SCALE & LLM-OPS: ARCHITECTING LLM-AS-A-SERVICE - INFRASTRUCTURE REQUIREMENTS FOR HIGH-CONCURRENCY AGENTIC WORKLOADS

Authors

  • Pavan Madduri Author

DOI:

https://doi.org/10.46121/pspc.54.1.27

Keywords:

large language models, LLM infrastructure, agentic AI, model serving, GPU optimization, inference scaling

Abstract

Large language models have transitioned from research prototypes to production services powering critical business applications, yet infrastructure requirements for deploying LLMs at scale remain poorly understood, particularly for agentic workloads involving multi-turn conversations, tool use, and complex reasoning chains. This research develops and evaluates comprehensive infrastructure architectures for LLM-as-a-Service platforms supporting high-concurrency agentic workloads. The study implements three deployment strategies—monolithic GPU clusters, disaggregated inference, and hybrid edge-cloud architectures—across production environments serving 2.4 million requests daily. The hybrid architecture achieved 94.7% GPU utilization while maintaining P95 latency below 850 milliseconds for complex agentic interactions requiring multiple LLM invocations.
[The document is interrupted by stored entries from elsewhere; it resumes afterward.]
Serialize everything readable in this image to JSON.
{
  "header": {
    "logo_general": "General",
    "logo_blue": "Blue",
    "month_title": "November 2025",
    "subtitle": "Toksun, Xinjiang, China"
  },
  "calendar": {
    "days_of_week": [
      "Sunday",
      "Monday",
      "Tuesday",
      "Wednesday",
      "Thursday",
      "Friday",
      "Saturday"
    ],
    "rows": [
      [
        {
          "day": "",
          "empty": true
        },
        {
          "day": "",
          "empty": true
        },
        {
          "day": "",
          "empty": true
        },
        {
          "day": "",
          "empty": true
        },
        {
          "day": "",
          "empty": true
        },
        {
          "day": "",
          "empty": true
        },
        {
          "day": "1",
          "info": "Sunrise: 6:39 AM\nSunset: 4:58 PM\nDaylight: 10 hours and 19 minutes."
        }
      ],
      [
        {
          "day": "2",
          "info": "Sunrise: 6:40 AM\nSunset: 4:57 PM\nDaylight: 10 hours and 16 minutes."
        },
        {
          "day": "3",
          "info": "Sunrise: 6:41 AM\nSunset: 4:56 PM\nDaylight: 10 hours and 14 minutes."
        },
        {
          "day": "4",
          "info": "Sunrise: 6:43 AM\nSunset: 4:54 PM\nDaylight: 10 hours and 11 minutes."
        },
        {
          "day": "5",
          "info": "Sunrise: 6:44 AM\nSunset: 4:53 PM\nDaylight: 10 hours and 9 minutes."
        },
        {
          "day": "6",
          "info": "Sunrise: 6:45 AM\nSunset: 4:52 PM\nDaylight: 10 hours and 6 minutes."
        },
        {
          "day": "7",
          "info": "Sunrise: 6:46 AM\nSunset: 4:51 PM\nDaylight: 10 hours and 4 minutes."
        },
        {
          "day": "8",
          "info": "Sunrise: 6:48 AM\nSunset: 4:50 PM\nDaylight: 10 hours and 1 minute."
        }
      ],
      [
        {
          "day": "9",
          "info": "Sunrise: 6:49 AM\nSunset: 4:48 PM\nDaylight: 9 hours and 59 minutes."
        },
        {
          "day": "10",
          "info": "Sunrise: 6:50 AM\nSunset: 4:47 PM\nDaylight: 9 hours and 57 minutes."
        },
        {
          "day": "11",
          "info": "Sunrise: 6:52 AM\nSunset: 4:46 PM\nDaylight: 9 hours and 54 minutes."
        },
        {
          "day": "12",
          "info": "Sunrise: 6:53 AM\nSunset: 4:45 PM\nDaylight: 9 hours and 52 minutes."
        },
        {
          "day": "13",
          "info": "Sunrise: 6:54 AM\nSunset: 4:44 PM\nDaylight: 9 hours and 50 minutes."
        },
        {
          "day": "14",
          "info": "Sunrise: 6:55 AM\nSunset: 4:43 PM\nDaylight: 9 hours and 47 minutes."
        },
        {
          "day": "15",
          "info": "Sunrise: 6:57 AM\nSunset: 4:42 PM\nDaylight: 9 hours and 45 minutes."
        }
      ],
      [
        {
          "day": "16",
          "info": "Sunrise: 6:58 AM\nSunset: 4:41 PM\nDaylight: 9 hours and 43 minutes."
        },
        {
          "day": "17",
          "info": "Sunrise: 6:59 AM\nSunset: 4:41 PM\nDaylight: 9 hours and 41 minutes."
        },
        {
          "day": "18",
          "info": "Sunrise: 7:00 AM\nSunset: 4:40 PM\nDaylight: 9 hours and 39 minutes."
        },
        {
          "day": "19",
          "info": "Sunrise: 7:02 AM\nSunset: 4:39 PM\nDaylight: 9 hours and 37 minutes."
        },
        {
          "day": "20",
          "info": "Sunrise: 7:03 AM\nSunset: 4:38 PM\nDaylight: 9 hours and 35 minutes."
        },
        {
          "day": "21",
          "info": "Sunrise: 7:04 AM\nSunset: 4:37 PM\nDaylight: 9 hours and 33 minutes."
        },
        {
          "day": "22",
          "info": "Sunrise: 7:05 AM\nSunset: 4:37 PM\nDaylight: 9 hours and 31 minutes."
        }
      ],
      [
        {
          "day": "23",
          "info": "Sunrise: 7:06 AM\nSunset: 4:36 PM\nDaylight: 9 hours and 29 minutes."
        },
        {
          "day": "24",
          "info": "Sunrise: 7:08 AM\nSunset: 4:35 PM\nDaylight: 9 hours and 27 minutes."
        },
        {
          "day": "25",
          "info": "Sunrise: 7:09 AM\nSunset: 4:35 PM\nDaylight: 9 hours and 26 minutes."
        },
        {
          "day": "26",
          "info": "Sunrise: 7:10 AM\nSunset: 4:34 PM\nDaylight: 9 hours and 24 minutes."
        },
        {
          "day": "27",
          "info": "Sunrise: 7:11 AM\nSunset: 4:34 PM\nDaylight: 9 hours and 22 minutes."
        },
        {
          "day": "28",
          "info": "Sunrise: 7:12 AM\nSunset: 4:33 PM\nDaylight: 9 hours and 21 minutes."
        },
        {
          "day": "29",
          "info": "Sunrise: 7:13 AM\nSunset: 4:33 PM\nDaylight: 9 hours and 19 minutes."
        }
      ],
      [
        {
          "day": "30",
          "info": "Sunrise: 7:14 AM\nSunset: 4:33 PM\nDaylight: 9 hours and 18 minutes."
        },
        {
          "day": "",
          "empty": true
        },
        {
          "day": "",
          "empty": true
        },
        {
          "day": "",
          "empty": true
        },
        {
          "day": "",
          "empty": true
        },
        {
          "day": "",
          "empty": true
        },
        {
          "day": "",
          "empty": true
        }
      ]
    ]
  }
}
Disaggregated inference enabled 3.2x cost reduction through separation of prompt processing and token generation, optimizing each phase independently. Intelligent request batching improved throughput by 420% compared to naive sequential processing while preserving response quality. The framework scaled to 12,000 concurrent agentic sessions without performance degradation through adaptive resource allocation and predictive auto-scaling. Cost per million tokens decreased 67% through architectural optimizations including KV cache sharing, speculative decoding, and quantization techniques. This research contributes practical infrastructure patterns enabling organizations to deploy production LLM services supporting agentic workloads at enterprise scale with acceptable latency and cost economics.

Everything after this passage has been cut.